The city of Oceanside has been contemplating changes to Oceanside Harbor’s current policy of letting boaters who hold a slip lease in the municipal marina transfer that slip lease when they sell their existing boat to a new buyer. While prohibiting marina slip transfers could make selling a boat in Oceanside a lot more difficult, critics of the status quo have claimed the chaos would be worth it, because the waiting list for boat slips would start opening up as existing boats leave the harbor.            

Right now, Oceanside Harbor’s slip waiting list has 63 names on it, and it takes about three years for 30-foot and smaller slips to become available. Slips larger than 40 feet can take as long as 10 years to become available to waiting list boaters — but the list does move.            
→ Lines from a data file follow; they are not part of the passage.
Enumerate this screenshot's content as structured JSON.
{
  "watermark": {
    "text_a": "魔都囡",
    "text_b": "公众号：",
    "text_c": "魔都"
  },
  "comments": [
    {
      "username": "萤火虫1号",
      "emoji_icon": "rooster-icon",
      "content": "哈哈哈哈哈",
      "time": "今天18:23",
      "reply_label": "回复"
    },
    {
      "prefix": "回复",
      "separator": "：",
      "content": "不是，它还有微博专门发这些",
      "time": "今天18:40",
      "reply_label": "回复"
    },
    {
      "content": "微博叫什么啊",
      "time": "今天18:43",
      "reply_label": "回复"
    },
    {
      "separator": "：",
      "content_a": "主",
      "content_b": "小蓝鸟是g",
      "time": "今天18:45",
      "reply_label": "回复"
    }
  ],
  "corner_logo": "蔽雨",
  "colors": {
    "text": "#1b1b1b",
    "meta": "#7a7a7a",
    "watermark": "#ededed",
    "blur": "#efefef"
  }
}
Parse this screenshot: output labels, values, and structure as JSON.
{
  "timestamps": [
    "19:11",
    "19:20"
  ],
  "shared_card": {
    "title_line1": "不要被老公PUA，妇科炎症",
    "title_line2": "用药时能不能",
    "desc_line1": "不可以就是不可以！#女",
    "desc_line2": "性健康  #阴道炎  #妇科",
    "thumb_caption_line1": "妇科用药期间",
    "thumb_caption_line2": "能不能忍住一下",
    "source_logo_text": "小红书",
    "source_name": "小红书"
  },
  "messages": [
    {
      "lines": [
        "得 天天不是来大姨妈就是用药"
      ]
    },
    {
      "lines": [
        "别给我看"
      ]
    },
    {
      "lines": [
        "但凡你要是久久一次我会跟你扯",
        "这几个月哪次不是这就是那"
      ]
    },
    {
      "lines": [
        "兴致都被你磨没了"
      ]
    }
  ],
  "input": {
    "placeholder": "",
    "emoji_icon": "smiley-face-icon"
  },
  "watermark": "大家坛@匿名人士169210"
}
Some boaters said they feared that Oceanside’s slip transfer policy could someday open the door to de facto “selling” of municipal slips, such as what happened with moorings in Newport Harbor before current policies were changed there. In this scenario, boaters could sell a rundown boat for as much as 10 times its value to a buyer who really only wants the mooring or slip it is occupying — and in such a “hot” market, no one would ever get a boat slip simply by putting their name on a waiting list.            

However, no signs point to that situation occurring in Oceanside. “There are some rare occurrences of abuse of the slip transfer (policy), where we might see an ad on Craigslist for a slip for sale,” said Oceanside Harbor and Beaches director Frank Quan said. “But I don’t know if that warrants doing away with the slip transfer entirely.”            

Harbor Advisory Committee member Jim Jenkins emphasized that is important to keep slip transfer capability for Oceanside Harbor. He warned that changing the rules would make selling boats in the 900-slip marina very difficult in the future, if boat buyers had to find a new slip following their boat purchase — and changes could actually lead to more instances of abandoned boats in the harbor.            

The Oceanside Harbor Advisory Committee has wisely recommended that the current policy allowing slip transfers be continued — and we agree.